Se eu não podia fugir sem perder tudo o que lutei para conquistar, e se eu seria obrigada a subir naquele altar para me unir ao meu maior carrasco... então eu jogaria as regras no lixo e mudaria o jogo por conta própria.

- Não, Lívia. Eu não vou fugir - respondi, e a minha voz saiu firme, revestida de uma calmaria gélida que assustou até a minha própria alma. Um sorriso irônico, cortante e perigoso desenhou lentamente nos cantos dos meus lábios. - Se eles querem me dar de presente para os Smith, se eles acham que vão me controlar como a uma boneca de porcelana na mansão deles... eles estão cometendo o maior erro da história dos negócios da família.

Lívia engoliu em seco, recuando levemente no sofá ao perceber a mudança drástica na minha postura. Ela conhecia aquele olhar. Era o olhar de quem estava prestes a declarar guerra total.

- O que você vai fazer, Charlotte? - perguntou ela num sussurro cauteloso, quase com medo da resposta.

- Eu vou aceitar o noivado - falei pausadamente, saboreando cada palavra como se fossem os preparativos para a vingança perfeita. - Vou comparecer àquela festa ridícula em dois dias. Vou colocar o maldito anel de diamantes no dedo, vou sorrir para os jornalistas, vou fingir ser a noiva dócil e perfeita que o meu pai tanto deseja ver nos jornais de economia.

Fiz uma pausa dramática, inclinando para a frente, fixando meus olhos nos dela com uma intensidade que fazia a temperatura da sala parecer cair dez graus.

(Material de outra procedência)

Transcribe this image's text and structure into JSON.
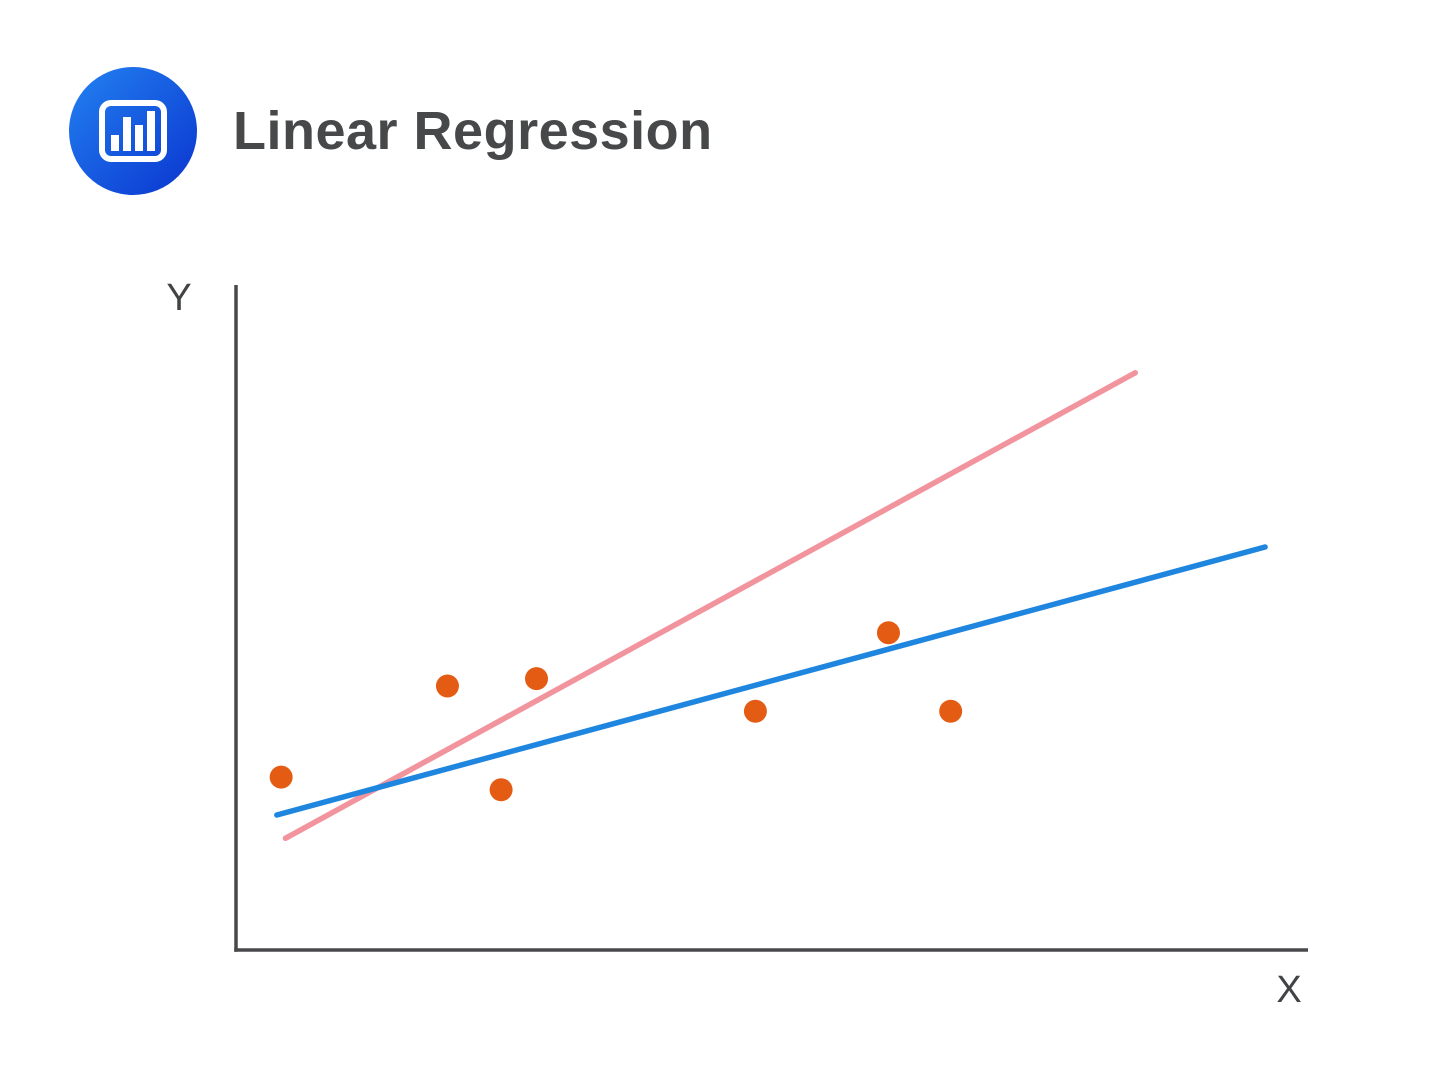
{
  "header": {
    "title": "Linear Regression",
    "icon": "bar-chart-icon",
    "icon_gradient": [
      "#2382f1",
      "#0a34cf"
    ]
  },
  "chart_data": {
    "type": "scatter",
    "title": "Linear Regression",
    "xlabel": "X",
    "ylabel": "Y",
    "xlim": [
      0,
      10
    ],
    "ylim": [
      0,
      10
    ],
    "grid": false,
    "tick_labels": false,
    "legend": false,
    "axis_color": "#48494b",
    "label_color": "#414345",
    "point_color": "#e45c14",
    "points": [
      {
        "x": 0.43,
        "y": 2.6
      },
      {
        "x": 1.98,
        "y": 3.97
      },
      {
        "x": 2.48,
        "y": 2.41
      },
      {
        "x": 2.81,
        "y": 4.08
      },
      {
        "x": 4.85,
        "y": 3.59
      },
      {
        "x": 6.09,
        "y": 4.77
      },
      {
        "x": 6.67,
        "y": 3.59
      }
    ],
    "lines": [
      {
        "name": "candidate-line-pink",
        "color": "#f2949d",
        "x1": 0.47,
        "y1": 1.68,
        "x2": 8.39,
        "y2": 8.68
      },
      {
        "name": "best-fit-line-blue",
        "color": "#1f86e0",
        "x1": 0.39,
        "y1": 2.03,
        "x2": 9.6,
        "y2": 6.06
      }
    ]
  }
}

- Mas, no segundo em que aquele contrato for assinado e eu estiver sob o mesmo teto daquele arrogante insuportável... eu vou transformar a vida de Noah Smith em um verdadeiro inferno na terra. Se ele acha que vai me dominar, ele vai aprender da maneira mais dolorosa possível o que acontece quando se mexe com uma mulher que já não tem mais nada a perder.

O silêncio reinou na sala por longos segundos, denso e carregado de eletricidade estática. Lívia me olhou boquiaberta, dividida entre o choque pela ousadia do meu plano suicida e a admiração pela força avassaladora que irradiava de cada poro do meu corpo.

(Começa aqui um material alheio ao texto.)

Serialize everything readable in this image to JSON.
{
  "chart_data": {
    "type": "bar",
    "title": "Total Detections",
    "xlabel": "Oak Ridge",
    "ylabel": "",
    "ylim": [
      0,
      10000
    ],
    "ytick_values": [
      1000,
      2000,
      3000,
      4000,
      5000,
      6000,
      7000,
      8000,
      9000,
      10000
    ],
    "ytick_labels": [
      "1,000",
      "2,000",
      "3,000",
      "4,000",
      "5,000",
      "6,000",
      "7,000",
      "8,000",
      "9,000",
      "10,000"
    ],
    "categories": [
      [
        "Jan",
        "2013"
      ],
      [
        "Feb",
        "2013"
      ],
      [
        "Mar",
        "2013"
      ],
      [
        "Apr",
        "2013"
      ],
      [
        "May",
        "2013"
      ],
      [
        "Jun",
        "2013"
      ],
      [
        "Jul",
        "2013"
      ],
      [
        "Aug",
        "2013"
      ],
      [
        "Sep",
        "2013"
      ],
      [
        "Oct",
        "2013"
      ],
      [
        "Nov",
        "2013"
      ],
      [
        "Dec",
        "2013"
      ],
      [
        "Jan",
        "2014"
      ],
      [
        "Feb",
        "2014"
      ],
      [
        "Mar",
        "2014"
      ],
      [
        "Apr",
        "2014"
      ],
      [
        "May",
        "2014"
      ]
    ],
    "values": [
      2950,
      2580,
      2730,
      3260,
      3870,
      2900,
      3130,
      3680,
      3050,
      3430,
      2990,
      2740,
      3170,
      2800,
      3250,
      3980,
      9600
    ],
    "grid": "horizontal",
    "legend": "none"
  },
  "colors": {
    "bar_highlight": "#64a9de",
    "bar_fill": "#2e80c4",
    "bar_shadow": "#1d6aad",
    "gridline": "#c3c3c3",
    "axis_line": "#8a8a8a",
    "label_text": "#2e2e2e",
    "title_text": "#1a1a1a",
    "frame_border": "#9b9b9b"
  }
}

O circo estava armado. Os ingressos já haviam sido vendidos para a alta sociedade de Nova York, e o espetáculo da minha ruína estava preste a começar em quarenta e oito horas. Mas o que o meu pai, os Smith e o próprio Noah ignoravam completamente era que eu não estava subindo ao palco para interpretar o papel de vítima indefesa.

Eu estava entrando na arena para arrancar a cabeça do leão por dentro. E que venha o noivado.